The Importance of Spanish-Language Documents in Dealership F&I

Providing translated copies of vehicle installment agreements is a best practice to sidestep legal issues

We are often asked about the use of vehicle installment agreements translated into Spanish for those customers who negotiated the deal, or most of the transaction, in Spanish. The question generally revolves around whether the use of translated Spanish-language documents is a legal requirement.

For most states, there is no regulation requiring customers to be provided a copy of the contract they sign in the language it was negotiated. There are exceptions such as California, Texas, and Nevada, to name a few. And there are other states like Illinois that require a disclosure to be signed by the customer when the agreement is negotiated in a language other than English.

Absent specific state regulation, there are several reasons to provide a Spanish copy of the contract in those situations where the deal is negotiated primarily in Spanish. Do any of the following scenarios sound familiar?

  • The deal was negotiated entirely in Spanish with the customer, and all the documents signed for the car purchased are in English; or
  • A customer relied on the salesperson to orally communicate in Spanish what he was signing; or
  • Most of the salespeople at the dealerships speak Spanish, and half the dealerships’ sales are conducted in Spanish. All contracts, however, are presented in English.

Each of these scenarios occurred in states where there was no statute or regulation requiring the dealership to provide a Spanish translation of the vehicle installment agreement to the customer. Yet in each instance, the dealership was found liable for unfair and deceptive practices either by a state attorney general or court.

The customers’ complaints were bolstered by the fact that the written terms of an agreement negotiated in Spanish were presented in English only, and explained to the customer by the same dealership personnel who negotiated the deal. This factor, coupled with claims of nondisclosure, make it easy to side with the consumer.

Although the Consumer Financial Protection Bureau (CFPB) has discussed issues concerning non-English speaking consumers in the consumer finance market, the agency has issued no guidance or rule on the same.

The Federal Trade Commission requires the Used Car Buyers Guide to be posted on the vehicle in Spanish before you negotiate a used car transaction in Spanish. The Spanish-speaking customer must also be provided a copy of the Spanish Buyers Guide. No other federal regulation requires the use of translated documents.

The issue in most jurisdictions boils down to best practices and protecting the dealership. Absent any claims of unfair dealing, a vehicle transaction negotiated in Spanish, then reduced to writing in English, creates a question of whether a contract has even been formed. In several cases, courts have set aside contracts, finding there was no “meeting of the minds.”

In other words, the buyer understood the terms one way in Spanish, which did not mesh with the English contract. This is a situation that would have been easily avoided had the customer been able to review a Spanish translation.
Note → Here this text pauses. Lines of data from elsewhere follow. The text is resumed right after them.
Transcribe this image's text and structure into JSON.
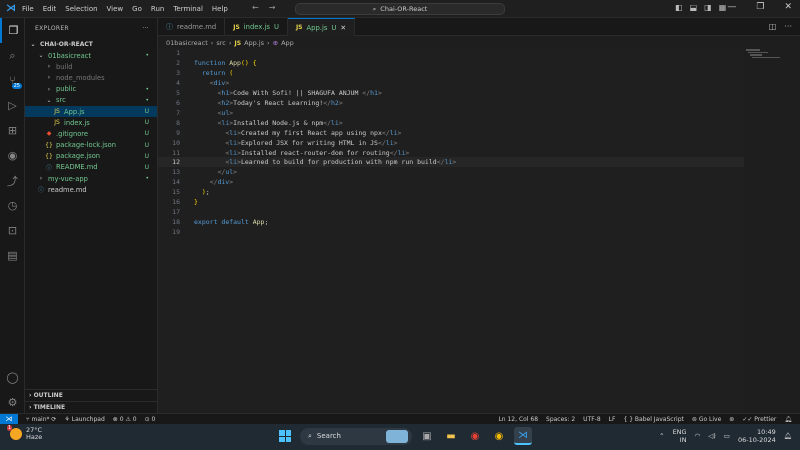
{
  "titlebar": {
    "menu": [
      "File",
      "Edit",
      "Selection",
      "View",
      "Go",
      "Run",
      "Terminal",
      "Help"
    ],
    "search": "Chai-OR-React"
  },
  "sidebar": {
    "title": "EXPLORER",
    "more": "···",
    "root": "CHAI-OR-REACT",
    "items": [
      {
        "label": "01basicreact",
        "indent": 1,
        "kind": "folder-open",
        "status": "•",
        "cls": "green"
      },
      {
        "label": "build",
        "indent": 2,
        "kind": "folder",
        "status": "",
        "cls": "dim"
      },
      {
        "label": "node_modules",
        "indent": 2,
        "kind": "folder",
        "status": "",
        "cls": "dim"
      },
      {
        "label": "public",
        "indent": 2,
        "kind": "folder",
        "status": "•",
        "cls": "green"
      },
      {
        "label": "src",
        "indent": 2,
        "kind": "folder-open",
        "status": "•",
        "cls": "green"
      },
      {
        "label": "App.js",
        "indent": 3,
        "kind": "js",
        "status": "U",
        "cls": "green",
        "selected": true
      },
      {
        "label": "index.js",
        "indent": 3,
        "kind": "js",
        "status": "U",
        "cls": "green"
      },
      {
        "label": ".gitignore",
        "indent": 2,
        "kind": "git",
        "status": "U",
        "cls": "green"
      },
      {
        "label": "package-lock.json",
        "indent": 2,
        "kind": "json",
        "status": "U",
        "cls": "green"
      },
      {
        "label": "package.json",
        "indent": 2,
        "kind": "json",
        "status": "U",
        "cls": "green"
      },
      {
        "label": "README.md",
        "indent": 2,
        "kind": "info",
        "status": "U",
        "cls": "green"
      },
      {
        "label": "my-vue-app",
        "indent": 1,
        "kind": "folder",
        "status": "•",
        "cls": "green"
      },
      {
        "label": "readme.md",
        "indent": 1,
        "kind": "md",
        "status": "",
        "cls": ""
      }
    ],
    "outline": "OUTLINE",
    "timeline": "TIMELINE"
  },
  "tabs": [
    {
      "label": "readme.md",
      "icon": "ⓘ",
      "status": "",
      "active": false
    },
    {
      "label": "index.js",
      "icon": "JS",
      "status": "U",
      "active": false
    },
    {
      "label": "App.js",
      "icon": "JS",
      "status": "U",
      "active": true
    }
  ],
  "breadcrumb": [
    "01basicreact",
    "src",
    "App.js",
    "App"
  ],
  "code_lines": [
    "",
    "function App() {",
    "  return (",
    "    <div>",
    "      <h1>Code With Sofi! || SHAGUFA ANJUM </h1>",
    "      <h2>Today's React Learning!</h2>",
    "      <ul>",
    "      <li>Installed Node.js & npm</li>",
    "        <li>Created my first React app using npx</li>",
    "        <li>Explored JSX for writing HTML in JS</li>",
    "        <li>Installed react-router-dom for routing</li>",
    "        <li>Learned to build for production with npm run build</li>",
    "      </ul>",
    "    </div>",
    "  );",
    "}",
    "",
    "export default App;",
    ""
  ],
  "current_line": 12,
  "status": {
    "branch": "main*",
    "launchpad": "Launchpad",
    "errors": "0",
    "warnings": "0",
    "ports": "0",
    "cursor": "Ln 12, Col 68",
    "spaces": "Spaces: 2",
    "encoding": "UTF-8",
    "eol": "LF",
    "language": "Babel JavaScript",
    "golive": "Go Live",
    "prettier": "Prettier"
  },
  "taskbar": {
    "temp": "27°C",
    "weather": "Haze",
    "notif": "1",
    "search": "Search",
    "lang1": "ENG",
    "lang2": "IN",
    "time": "10:49",
    "date": "06-10-2024"
  }
}
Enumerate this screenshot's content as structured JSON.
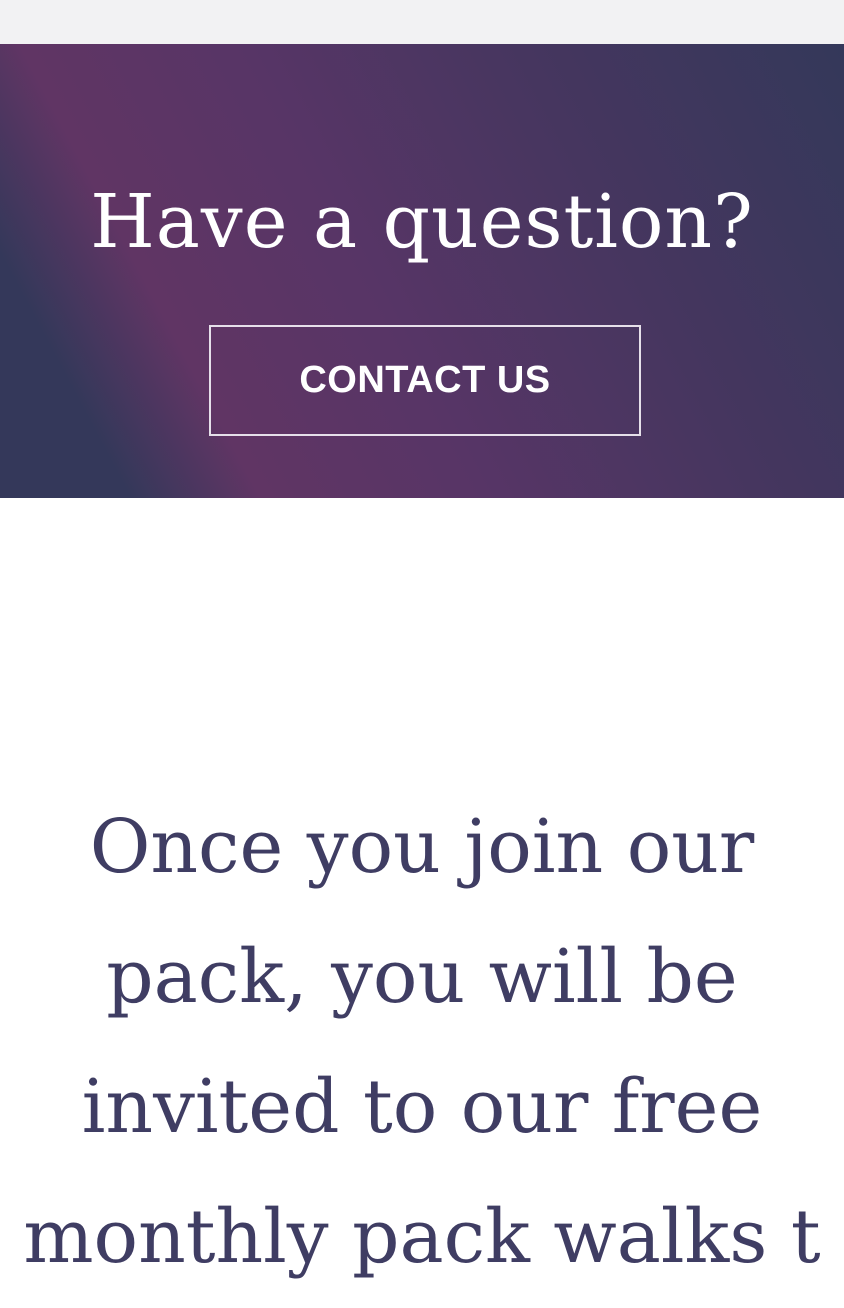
{
  "banner": {
    "title": "Have a question?",
    "button_label": "CONTACT US"
  },
  "body": {
    "lines": [
      "Once you join our",
      "pack, you will be",
      "invited to our free",
      "monthly pack walks t"
    ]
  },
  "colors": {
    "banner_gradient_start": "#603564",
    "banner_gradient_end": "#34385a",
    "body_text": "#3f3d63"
  }
}
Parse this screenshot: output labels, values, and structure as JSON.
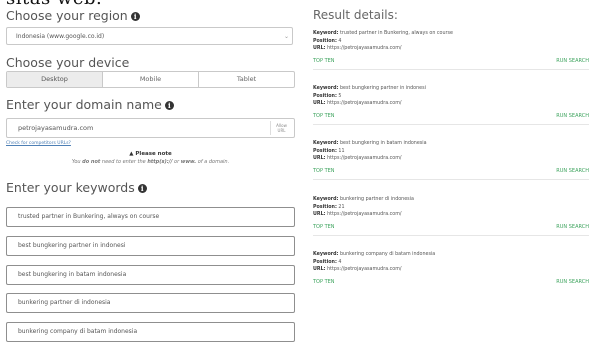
{
  "header_fragment": "sitas web.",
  "region": {
    "heading": "Choose your region",
    "selected": "Indonesia (www.google.co.id)"
  },
  "device": {
    "heading": "Choose your device",
    "options": [
      "Desktop",
      "Mobile",
      "Tablet"
    ],
    "selected": "Desktop"
  },
  "domain": {
    "heading": "Enter your domain name",
    "value": "petrojayasamudra.com",
    "allow_label_1": "Allow",
    "allow_label_2": "URL",
    "competitors_link": "Check for competitors URLs?",
    "note_title": "Please note",
    "note_prefix": "You ",
    "note_bold1": "do not",
    "note_middle": " need to enter the ",
    "note_bold2": "http(s)://",
    "note_or": " or ",
    "note_bold3": "www.",
    "note_suffix": " of a domain."
  },
  "keywords": {
    "heading": "Enter your keywords",
    "items": [
      "trusted partner in Bunkering, always on course",
      "best bungkering partner in indonesi",
      "best bungkering  in batam indonesia",
      "bunkering partner di indonesia",
      "bunkering company di batam indonesia"
    ]
  },
  "results": {
    "heading": "Result details:",
    "keyword_label": "Keyword:",
    "position_label": "Position:",
    "url_label": "URL:",
    "top_ten_label": "TOP TEN",
    "run_search_label": "RUN SEARCH",
    "items": [
      {
        "keyword": "trusted partner in Bunkering, always on course",
        "position": "4",
        "url": "https://petrojayasamudra.com/"
      },
      {
        "keyword": "best bungkering partner in indonesi",
        "position": "5",
        "url": "https://petrojayasamudra.com/"
      },
      {
        "keyword": "best bungkering in batam indonesia",
        "position": "11",
        "url": "https://petrojayasamudra.com/"
      },
      {
        "keyword": "bunkering partner di indonesia",
        "position": "21",
        "url": "https://petrojayasamudra.com/"
      },
      {
        "keyword": "bunkering company di batam indonesia",
        "position": "4",
        "url": "https://petrojayasamudra.com/"
      }
    ]
  },
  "colors": {
    "accent_green": "#3da35d",
    "link_blue": "#4d7fb5"
  },
  "icons": {
    "info": "info-icon",
    "warning": "warning-icon",
    "chevron": "chevron-down-icon"
  }
}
Vehicle installment agreements are available in Spanish. If you are not sure where to get them, check with your vendor as most, if not all, have Spanish forms. Then use them—particularly if you advertise in Spanish or serve the Spanish-speaking community.

The only difference in your process will be to provide a Spanish copy of the vehicle installment agreement the customer is being asked to sign for their review. The English agreement will remain the document signed by the customer, with the translated copy strictly for the customer’s use and understanding.

With this practice in place, you will short-circuit the “he said, she said” situation that often occurs when an interpreter is involved.

David R. Missimer,, is general counsel for Automotive Compliance Consultants Inc. He spent 28 years in private practice as a litigator representing lenders, auto dealers, and numerous other entities and individuals. He has worked with dealership compliance issues since 2003 as co-founder of Automotive Compliance Consultants. He is a member of the National Association of Dealer Counsel, American Financial Services Association, and National Automotive Finance Association.

David R. Missimer


  1. Avatar
    Flor Dimassi, CEO December 07, 2016

    This is a key point in protecting the consumers understanding of the contractual language prior to or during a purchase. The salespersons job is to close and make the sale and not take on the role of a legal translator. This opens another door of legal liability due to any potential misinterpretation by the dealership personnel.

    In the grand scheme of things, the cost of properly translated material is minimal in comparison to the legal consequences should litigation be sought.

  2. Avatar
    Elsa Jimenez, Owner January 10, 2017

    Very well said. Spanish-language consumers in the US are a huge demographic that can’t be overlooked. Failure to provide documentation translated into Spanish can lead to misunderstandings and misrepresentations, with potentially large legal and financial repercussions. Not to mention a viable PR nightmare!

    Thanks for drawing attention to this issue.